Alas that screenwriters Nicolás Casariego and Jaime Marques don’t seem to understand that movie monsters need something more primally urgent about them than they’ve bothered to attach to Hollowface. They almost had it, with the psychosexual horrors they allude to: when Juan sees Hollowface attack his mother (Pilar López de Ayala), it might almost be a child’s interpretation of his mother being raped… or even just of an act of consensual intercourse a young boy might well misunderstand. (The presence of a handsome young Catholic priest [Daniel Brühl: Inglourious Basterds, The Bourne Ultimatum] compelled to help the pretty young single mother seems ripe for creating some hearty confusion in a little boy. But this potential tangent is ignored.) Mia’s relationship with her father carries its own kind of discomfort: she’s just had her twelfth birthday and is growing into a lovely young woman, yet Dad still treats her like she’s a little girl; her dark fantasy of a strange menacing male creature in her closet is surely a response to her own burgeoning sexuality, which is likely making her father anxious, too. But all of this isn’t even subtext — they’re just wisps in the wind that the writers appear not to have noticed were even there.
Casariego and Marques do manage to craft a bit of cultural incongruity in how events in Spain are dealt with through the prism of God and Church while similar doings in England call for security cameras and shrinks… but even the religion-versus-reason subtext is underdeveloped.
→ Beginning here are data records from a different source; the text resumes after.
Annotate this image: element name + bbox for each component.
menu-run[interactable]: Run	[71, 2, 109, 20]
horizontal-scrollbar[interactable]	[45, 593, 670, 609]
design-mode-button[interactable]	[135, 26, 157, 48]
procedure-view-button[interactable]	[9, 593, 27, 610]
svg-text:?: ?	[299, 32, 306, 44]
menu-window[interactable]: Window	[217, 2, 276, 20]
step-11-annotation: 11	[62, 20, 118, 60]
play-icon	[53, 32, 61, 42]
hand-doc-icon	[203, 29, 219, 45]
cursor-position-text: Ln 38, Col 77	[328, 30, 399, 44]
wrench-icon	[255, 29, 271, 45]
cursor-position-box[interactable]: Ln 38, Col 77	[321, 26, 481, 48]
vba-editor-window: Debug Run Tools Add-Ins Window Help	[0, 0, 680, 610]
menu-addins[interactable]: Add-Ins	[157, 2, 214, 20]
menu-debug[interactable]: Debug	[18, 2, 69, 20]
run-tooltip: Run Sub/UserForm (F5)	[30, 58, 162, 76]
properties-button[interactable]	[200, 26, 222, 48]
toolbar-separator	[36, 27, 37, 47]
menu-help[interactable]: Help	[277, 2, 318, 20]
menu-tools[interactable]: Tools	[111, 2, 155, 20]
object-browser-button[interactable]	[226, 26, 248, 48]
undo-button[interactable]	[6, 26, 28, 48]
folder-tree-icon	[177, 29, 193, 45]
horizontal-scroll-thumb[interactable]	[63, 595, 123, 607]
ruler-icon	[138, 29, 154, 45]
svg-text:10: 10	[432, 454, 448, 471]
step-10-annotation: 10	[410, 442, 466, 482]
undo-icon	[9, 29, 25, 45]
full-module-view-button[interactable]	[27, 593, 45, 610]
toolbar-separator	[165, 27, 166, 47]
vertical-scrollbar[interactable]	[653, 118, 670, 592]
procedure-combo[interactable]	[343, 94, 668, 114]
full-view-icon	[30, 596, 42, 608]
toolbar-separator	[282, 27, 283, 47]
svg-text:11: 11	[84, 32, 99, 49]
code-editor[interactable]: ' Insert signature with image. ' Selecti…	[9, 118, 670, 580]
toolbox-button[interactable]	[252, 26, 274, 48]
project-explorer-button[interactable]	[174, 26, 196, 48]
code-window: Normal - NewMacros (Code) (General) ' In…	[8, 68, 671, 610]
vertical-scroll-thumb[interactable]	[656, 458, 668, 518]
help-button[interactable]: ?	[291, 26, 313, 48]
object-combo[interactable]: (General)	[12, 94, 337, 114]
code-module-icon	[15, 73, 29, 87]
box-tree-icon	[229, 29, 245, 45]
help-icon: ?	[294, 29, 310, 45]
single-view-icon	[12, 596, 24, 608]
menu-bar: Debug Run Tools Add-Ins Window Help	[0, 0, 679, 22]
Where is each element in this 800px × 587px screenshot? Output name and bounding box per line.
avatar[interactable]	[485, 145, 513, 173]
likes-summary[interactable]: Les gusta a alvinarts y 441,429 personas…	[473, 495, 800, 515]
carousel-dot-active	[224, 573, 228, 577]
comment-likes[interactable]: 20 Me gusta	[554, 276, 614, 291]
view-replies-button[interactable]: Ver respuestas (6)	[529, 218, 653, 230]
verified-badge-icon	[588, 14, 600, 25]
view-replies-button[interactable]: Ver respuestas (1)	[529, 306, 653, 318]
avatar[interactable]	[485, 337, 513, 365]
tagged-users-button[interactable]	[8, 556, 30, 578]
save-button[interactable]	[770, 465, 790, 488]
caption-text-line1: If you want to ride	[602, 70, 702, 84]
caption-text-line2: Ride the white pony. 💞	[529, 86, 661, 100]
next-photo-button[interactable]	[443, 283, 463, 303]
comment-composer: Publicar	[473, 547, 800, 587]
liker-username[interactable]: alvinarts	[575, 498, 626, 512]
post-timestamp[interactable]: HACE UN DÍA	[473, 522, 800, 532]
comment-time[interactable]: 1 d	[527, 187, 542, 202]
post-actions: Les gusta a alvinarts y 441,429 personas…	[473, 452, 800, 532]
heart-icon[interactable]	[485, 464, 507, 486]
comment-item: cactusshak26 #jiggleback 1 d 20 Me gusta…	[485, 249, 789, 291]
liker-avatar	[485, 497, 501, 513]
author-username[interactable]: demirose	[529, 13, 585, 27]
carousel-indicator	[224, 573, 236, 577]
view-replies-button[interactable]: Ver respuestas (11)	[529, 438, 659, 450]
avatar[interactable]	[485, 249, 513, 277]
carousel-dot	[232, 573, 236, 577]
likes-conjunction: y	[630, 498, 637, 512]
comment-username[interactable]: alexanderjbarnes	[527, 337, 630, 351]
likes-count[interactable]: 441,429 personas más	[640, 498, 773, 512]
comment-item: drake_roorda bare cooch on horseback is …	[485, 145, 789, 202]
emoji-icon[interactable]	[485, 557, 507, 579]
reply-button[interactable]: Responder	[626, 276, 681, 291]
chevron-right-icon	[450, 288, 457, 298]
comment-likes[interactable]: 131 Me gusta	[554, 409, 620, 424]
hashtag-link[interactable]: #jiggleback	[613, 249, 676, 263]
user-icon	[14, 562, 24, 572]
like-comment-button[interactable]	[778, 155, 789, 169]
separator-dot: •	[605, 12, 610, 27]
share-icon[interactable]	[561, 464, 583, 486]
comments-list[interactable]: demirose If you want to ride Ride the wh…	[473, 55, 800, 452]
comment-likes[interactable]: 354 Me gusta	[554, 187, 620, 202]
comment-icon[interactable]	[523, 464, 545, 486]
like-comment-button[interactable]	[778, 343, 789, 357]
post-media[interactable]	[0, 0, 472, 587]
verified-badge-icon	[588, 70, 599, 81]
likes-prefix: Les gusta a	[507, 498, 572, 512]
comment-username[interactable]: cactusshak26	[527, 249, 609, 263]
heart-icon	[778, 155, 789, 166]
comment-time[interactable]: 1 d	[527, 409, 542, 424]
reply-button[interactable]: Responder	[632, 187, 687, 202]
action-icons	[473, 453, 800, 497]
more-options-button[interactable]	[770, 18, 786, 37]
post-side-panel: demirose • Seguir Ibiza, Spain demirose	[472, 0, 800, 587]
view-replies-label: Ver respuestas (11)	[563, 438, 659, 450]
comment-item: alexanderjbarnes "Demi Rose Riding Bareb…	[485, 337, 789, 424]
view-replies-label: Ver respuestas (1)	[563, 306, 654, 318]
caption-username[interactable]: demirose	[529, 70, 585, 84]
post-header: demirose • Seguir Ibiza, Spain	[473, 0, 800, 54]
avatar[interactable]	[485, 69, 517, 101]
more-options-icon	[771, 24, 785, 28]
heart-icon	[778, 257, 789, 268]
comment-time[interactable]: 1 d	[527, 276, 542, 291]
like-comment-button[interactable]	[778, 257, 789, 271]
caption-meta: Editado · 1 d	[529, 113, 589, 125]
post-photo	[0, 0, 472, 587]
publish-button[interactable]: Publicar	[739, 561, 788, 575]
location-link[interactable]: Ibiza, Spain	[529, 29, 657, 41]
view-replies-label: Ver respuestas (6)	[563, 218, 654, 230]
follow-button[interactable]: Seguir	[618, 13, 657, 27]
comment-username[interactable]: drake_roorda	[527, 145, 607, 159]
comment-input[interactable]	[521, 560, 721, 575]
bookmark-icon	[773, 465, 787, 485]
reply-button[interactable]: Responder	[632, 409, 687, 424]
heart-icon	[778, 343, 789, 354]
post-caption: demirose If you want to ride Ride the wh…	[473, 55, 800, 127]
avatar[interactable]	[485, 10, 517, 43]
It’s always frustrating to see the latent possibilities in a tale slip away, particularly when there is much to otherwise recommend. Director Juan Carlos Fresnadillo (28 Weeks Later) generates some spooky tension and some fresh visuals from what little he had to work with, and the relationship between Mia and her father is very nicely developed. It’s not the sort of relationship we often see onscreen, and Owen is absolutely lovely as the expressive father of daughters (see also: Trust, from last year), which might be the last thing we’d expect from an actor whose reputation was built on reserved tough-guy roles.
Kudos to Intruders for trying to do something new with the genre. Unfortunately for us, it is all the more disappointing when a film that’s neither here nor there points us so tantalizingly in the direction of its own lost greatness.